If you benchmark them then yes they'll temp way up even in a desktop.

When I ran P3700 NVME I had to have fans on them they idle hotter and I wasn't comfortable letting them stay hot to the touch all the time.
 

akkk44

New Member
Mar 27, 2018
23
0
1
34
I "solved" this problem by attaching the drive to a U.2-PCIE adaptor card and that BMC no longer gets those wild temp reading. Now all sensors are about 38 ℃ idle and 44 ℃ under load, which is way more consistent than before.

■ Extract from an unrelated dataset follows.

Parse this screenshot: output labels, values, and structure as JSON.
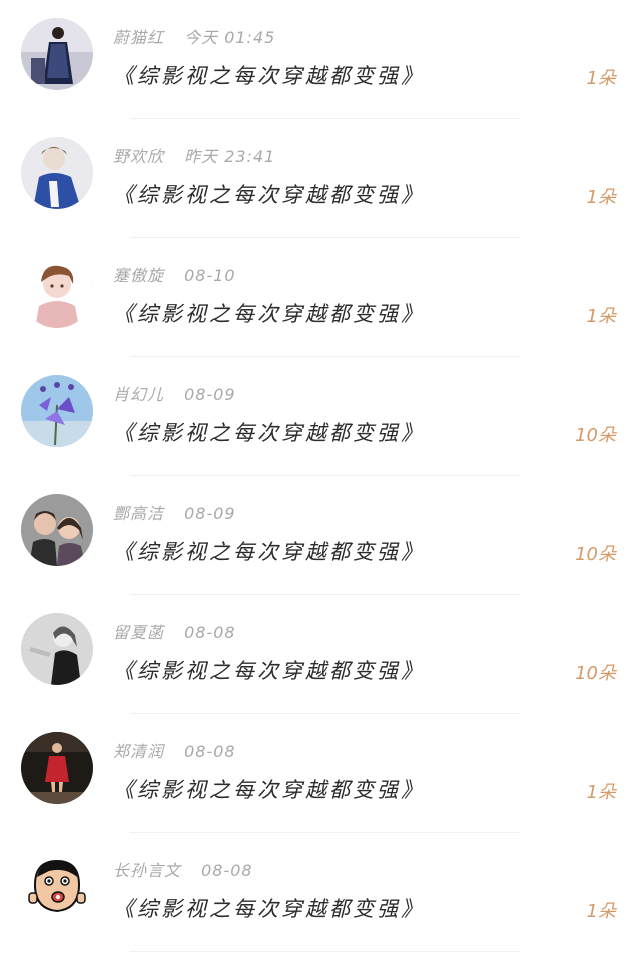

I am now pretty happy with that. I will report back if anything did go wrong.
 

Bjorn Smith

Well-Known Member
Sep 3, 2019
877
485
63
49
r00t.dk
I am now pretty happy with that. I will report back if anything did go wrong.
Sounds like a defect sensor inside the drive cage - or the sensor reporting "outside" of drive temperatures - where the drive is reporting internal temperatures
 

akkk44

New Member
Mar 27, 2018
23
0
1
34
Sounds like a defect sensor inside the drive cage - or the sensor reporting "outside" of drive temperatures - where the drive is reporting internal temperatures
Tried puting a Intel P4510 U.2 ssd(Which did listed in the AVL of the barebone system) in the same drive bay and it behaves normally. My guess is that some wierd compatibility issue may play a role here... Things get pretty wild in the server world. I can't even disable that BMC sensor.